Just because it's winter doesn't mean you have to hang up your tool belt. You can keep the DIY going with winter home improvement projects. Do these without propping open doors or freezing your fingers off setting up shop in the garage.
Let the indoor work begin with these seven value-adding projects:
#1 Update Your Laundry Room
Laundry rooms in need of an upgrade tend to suffer from a lack of features, so this is typically a sledgehammer-free project. That means no windows propped open on a seven-degree day to let out dust.
To make a bleak laundry space more functional, add shelves and bins for laundry baskets and detergent, and put a countertop over the washer and dryer. You get storage space and a place to fold clothes. Add a little peel-and-stick wallpaper, and you can make the chore-heavy room more enjoyable without fumigating your cozy home with paint.
Pro Tip: Appliances go on sale September through November and in January. You can snag a deal for your winter home improvement project if you time it right.
#2 Add Crown Molding
Crown molding adds some heavy-duty appeal to a home without any heavy materials to haul through the ice and snow. You can put it at the top of walls or door frames or on the wall along the top of cabinets.
It's not just pretty; crown molding will cover dings and nicks on walls, and it gives your home a custom look buyers love. You won't be using a ton of paint on molding, so fumes won't be an issue, either.
You can do this winter home improvement project – painting, prep and installing – in a weekend with a miter saw, drop cloth, paint, nail gun, and a ladder.
For professional results, be sure to pick the right size. Crown molding ranges in width from 3 to 20 inches, so choose one that's in proportion to your ceiling height:
- For standard 8-foot ceilings, the molding should be 2.5 to 6 inches wide.
- For 9-foot ceilings, 3 to 7.5 inches wide.
- For 10-foot or higher ceilings, at least 8 inches wide.
#3 Change Out Cabinet Hardware
Here's a simple upgrade you can practically do with hot cocoa in one hand: replacing old pulls and handles on cabinets with new hardware.

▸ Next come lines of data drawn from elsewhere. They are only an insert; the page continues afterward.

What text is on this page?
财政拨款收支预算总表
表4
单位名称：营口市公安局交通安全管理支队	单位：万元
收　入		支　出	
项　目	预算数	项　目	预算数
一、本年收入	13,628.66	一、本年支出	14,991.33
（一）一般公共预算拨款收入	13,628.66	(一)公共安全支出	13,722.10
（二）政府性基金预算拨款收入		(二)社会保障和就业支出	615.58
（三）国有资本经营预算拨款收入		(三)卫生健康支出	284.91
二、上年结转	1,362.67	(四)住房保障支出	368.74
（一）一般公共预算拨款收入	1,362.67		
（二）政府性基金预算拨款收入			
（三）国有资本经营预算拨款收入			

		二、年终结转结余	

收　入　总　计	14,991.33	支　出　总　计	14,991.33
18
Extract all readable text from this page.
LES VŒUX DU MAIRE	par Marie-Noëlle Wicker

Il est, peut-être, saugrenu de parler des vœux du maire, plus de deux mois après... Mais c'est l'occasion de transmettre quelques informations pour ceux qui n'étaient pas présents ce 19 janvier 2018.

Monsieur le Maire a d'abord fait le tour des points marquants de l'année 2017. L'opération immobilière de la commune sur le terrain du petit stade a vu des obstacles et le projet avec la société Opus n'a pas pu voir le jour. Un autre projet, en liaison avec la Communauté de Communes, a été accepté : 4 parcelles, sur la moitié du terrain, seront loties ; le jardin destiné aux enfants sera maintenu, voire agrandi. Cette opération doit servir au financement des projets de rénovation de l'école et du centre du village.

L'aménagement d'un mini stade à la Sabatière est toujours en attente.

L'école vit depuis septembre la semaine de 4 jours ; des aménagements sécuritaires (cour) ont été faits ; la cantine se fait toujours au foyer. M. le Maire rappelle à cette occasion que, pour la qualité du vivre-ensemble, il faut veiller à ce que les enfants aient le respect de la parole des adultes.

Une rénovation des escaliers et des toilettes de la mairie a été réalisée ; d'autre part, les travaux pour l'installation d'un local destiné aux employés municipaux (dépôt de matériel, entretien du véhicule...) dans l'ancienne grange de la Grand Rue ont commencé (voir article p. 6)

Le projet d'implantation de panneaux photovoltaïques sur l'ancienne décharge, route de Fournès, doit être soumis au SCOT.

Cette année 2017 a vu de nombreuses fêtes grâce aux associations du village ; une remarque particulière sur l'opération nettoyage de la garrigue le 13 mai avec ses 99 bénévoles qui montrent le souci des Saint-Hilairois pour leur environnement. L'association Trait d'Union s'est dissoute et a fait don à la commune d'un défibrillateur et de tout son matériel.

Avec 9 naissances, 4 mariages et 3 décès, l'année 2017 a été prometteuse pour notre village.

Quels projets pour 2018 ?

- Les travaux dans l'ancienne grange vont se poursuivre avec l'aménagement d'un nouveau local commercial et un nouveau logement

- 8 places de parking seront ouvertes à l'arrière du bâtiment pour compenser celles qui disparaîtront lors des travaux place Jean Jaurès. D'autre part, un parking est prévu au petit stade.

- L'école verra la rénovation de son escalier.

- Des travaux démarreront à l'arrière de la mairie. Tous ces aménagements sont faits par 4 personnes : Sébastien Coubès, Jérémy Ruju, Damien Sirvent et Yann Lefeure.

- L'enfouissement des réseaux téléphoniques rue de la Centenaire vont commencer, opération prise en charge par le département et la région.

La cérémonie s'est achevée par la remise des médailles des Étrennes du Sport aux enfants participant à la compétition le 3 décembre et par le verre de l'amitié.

If you inherited minimalist cabinets with no pulls at all, you're adding function, too. "It's simple and will have dramatic effect on a room," says Kathryn Emery, a home improvement and lifestyle expert with an eponymous YouTube channel.
A hardware redo's one of the simplest winter home projects because all you need is a screwdriver and an hour or two.
#4 Get a New Faucet
A faucet is the brains of your sink. Put a better one in, and your sink is suddenly smarter. Normally, plumbing projects are near the top of the list of "Don't Try This At Home" ideas. But this one is an easy one— as long as you get a faucet with the same number of mounting holes in your sink.
Just turn off the water shutoff valves under the sink, and follow the instructions that come with the faucet. If you can assemble an IKEA bookshelf, you can install a faucet. Really.
#5 Put in a New Bathroom Vanity
Take your bathroom into the 21st century with a new vanity. You can pull out your old one without making clouds of dust, and buy a new one that's a single, prefab unit you won't have to paint. No fumes, no dust, no problem winter home project.
#6 Max Out Your Kitchen Storage
Turn a kitchen wall into a storage wall by covering it in easy-to-install pegboard, then hanging pots, pans, cutting boards, and other utensils on it. You can find pegboard in a variety of colors and styles now, so you can skip the fume-y painting step.
Plus, it adds storage space without losing any square footage. Add a shelf at the top of that pegboard wall, and you'll have storage on steroids.
Another genius hack: Add storage in the wall with between the studs shelves. You get more space for your stuff and more value because homebuyers love-love-love space for stuff.
#7 Add Wainscoting
Pump up the panache in your house by adding wainscoting to walls. "It's like icing on a cake because it creates a finished look," Emery says.
It's pretty easy to do, too, because it comes in panels you can put on the wall in one piece (even pre-painted to avoid the fumes), and you don't need mad carpentry skills to install it.
Just take off your baseboards. Cut each panel of wainscoting to length. Glue it in place with construction adhesive, and nail the panels where the studs are. Glue on the cap rail, and put the baseboard back. You can do wainscoting in an average-sized room in two to four hours, including breaks for hot chocolate.